While many molecular differences have been noted in pathologic studies between childhood and adult glioblastomas, only one has been shown to correlate strongly with outcome - MGMT overexpression. An overexpression of 6O-methylguanine-methyltransferase has been shown to directly correlate with response to alkylating agents, including temozolomide, in both children and adults.[5] Subgroup analysis of the large prospective trial CCG-945 found that children with MGMT overexpressing gliomas had a 5-year progression free survival of 42.1%, compared to only 8.3% in the children without MGMT overexpression. Unfortunately, only 11% of the malignant pediatric gliomas in this trial overexpressed MGMT.[6] While temozolomide did not benefit the overall pediatric malignant glioma population, it may be very helpful for the minority of children with MGMT overexpressing tumors.

The current Children's Oncology Group trial ACNS0822 for glioblastoma in children is testing a number of radiosensitizing agents in the concurrent setting, and will then ‘pick the winner’ to be compared to radiation and concurrent temozolomide in a phase III trial. This trial will test 2 promising agents in the concurrent setting: Vorinostat, a histone deacetylase inhibitor that has been shown to modulate radiation response in a pre-clinical study[7] and bevacizumab, a VEGF inhibitor that has been shown to be safe when given with radiation and to have efficacy in many tumor types in children.[8] COG ACNS0822 is expected to establish a standard of care by comparing the best adjuvant chemotherapy regimens head to head.
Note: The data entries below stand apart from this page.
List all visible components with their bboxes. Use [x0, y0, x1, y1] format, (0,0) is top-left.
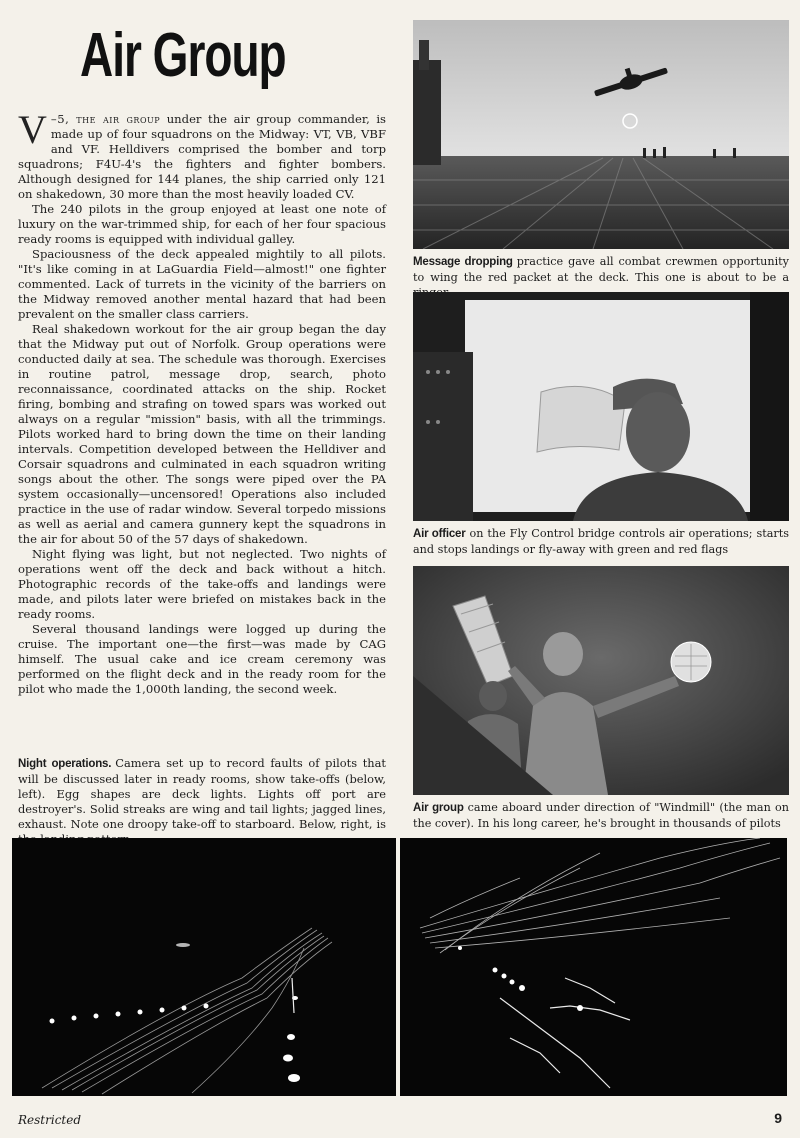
lead-in: –5, the air group [50, 112, 161, 126]
paragraph-1-text: under the air group commander, is made up of four squadrons on the Midway: VT, VB, VBF and VF. Helldivers comprised the bomber and torp squadrons; F4U-4's the fighters and fighter bombers. Although designed for 144 planes, the ship carried only 121 on shakedown, 30 more than the most heavily loaded CV. [18, 112, 386, 201]
night-operations-caption [18, 756, 386, 847]
caption-text: practice gave all combat crewmen opportunity to wing the red packet at the deck. This one is about to be a [413, 255, 789, 284]
photo-air-group [413, 566, 789, 795]
photo-night-takeoffs [12, 838, 396, 1096]
footer-restricted: Restricted [18, 1113, 82, 1127]
caption-label: Night operations. [18, 758, 112, 770]
page-number: 9 [774, 1110, 782, 1126]
drop-cap: V [18, 107, 47, 152]
page-title: Air Group [80, 19, 286, 90]
paragraph-5: Night flying was light, but not neglected. Two nights of operations went off the deck and back without a hitch. Photographic records of the take-offs and landings were made, and pilots later were briefed on mistakes back in the ready rooms. [18, 547, 386, 621]
paragraph-6: Several thousand landings were logged up during the cruise. The important one—the first—was made by CAG himself. The usual cake and ice cream ceremony was performed on the flight deck and in the ready room for the pilot who made the 1,000th landing, the second week. [18, 622, 386, 696]
article-body [18, 107, 386, 697]
caption-label: Air group [413, 802, 464, 814]
photo-night-landing-pattern [400, 838, 787, 1096]
paragraph-2: The 240 pilots in the group enjoyed at least one note of luxury on the war-trimmed ship, for each of her four spacious ready rooms is equipped with individual galley. [18, 202, 386, 246]
caption-air-group [413, 800, 789, 831]
caption-air-officer [413, 526, 789, 557]
caption-text: Camera set up to record faults of pilots that will be discussed later in ready rooms, show take-offs (below, left). Egg shapes are deck lights. Lights off port are destroyer's. Solid streaks are wing and tail lights; jagged lines, exhaust. Note one droopy take-off to starboard. Below, right, is [18, 756, 387, 831]
caption-text: on the Fly Control bridge controls air operations; starts and stops landings or fly-away with green and red flags [413, 527, 789, 556]
photo-message-dropping [413, 20, 789, 249]
photo-air-officer [413, 292, 789, 521]
paragraph-4: Real shakedown workout for the air group began the day that the Midway put out of Norfolk. Group operations were conducted daily at sea. The schedule was thorough. Exercises in routine patrol, message drop, search, photo reconnaissance, coordinated attacks on the ship. Rocket firing, bombing and strafing on towed spars was worked out always on a regular "mission" basis, with all the trimmings. Pilots worked hard to bring down the time on their landing intervals. Competition developed between the Helldiver and Corsair squadrons and culminated in each squadron writing songs about the other. The songs were piped over the PA system occasionally—uncensored! Operations also included practice in the use of radar window. Several torpedo missions as well as aerial and camera gunnery kept the squadrons in the air for about 50 of the 57 days of shakedown. [18, 322, 386, 546]
caption-label: Message dropping [413, 256, 513, 268]
paragraph-1 [18, 107, 386, 202]
paragraph-3: Spaciousness of the deck appealed mightily to all pilots. "It's like coming in at LaGuardia Field—almost!" one fighter commented. Lack of turrets in the vicinity of the barriers on the Midway removed another mental hazard that had been prevalent on the smaller class carriers. [18, 247, 386, 321]
caption-text: came aboard under direction of "Windmill" (the man on the cover). In his long career, he's brought in thousands of pilots [413, 801, 789, 830]
caption-label: Air officer [413, 528, 466, 540]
Once a child has progressed or recurred after an initial multimodality therapy, as the patient presented here did, there is, again, no standard therapy. There are several novel agents and strategies currently being tested in children. Innovative strategies being tested or in preparation are integrin inhibition with celingitide (recently closed children's oncology group trial), immunotherapy with a dendritic cell vaccine,[9] and novel anti-angiogenic agents to block the actions of VEGF (pediatric brain tumor consortium trial 020). While these 3 methods have not yet proceeded to phase III trials, each is being tested systematically with promising pre-clinical and safety data.

While much progress has been made in understanding the molecular characteristics of glioblastoma, in both children and adults, this knowledge has not yet translated to success in the clinic. Even in adults, where the standard of care for glioblastoma in the upfront setting is firmly in place, there is no standard for recurrent or disseminated disease. In children, however, there is no established standard of care in either the upfront or recurrent / disseminated setting. Without patient entry into prospective clinical trials, these standards will never be established, and we will continue to experience the frustration that we feel today when presented with a patient like this. Therefore, we recommend that when a practitioner encounters a difficult and rare case such as this one, consultation with or referral to an academic center with a multimodality specialty team be made. In many cases, there will be clinical trials both in the newly diagnosed and recurrent or progressive setting available that can offer both hope to the patient and family and progress in our fight against devastating diseases.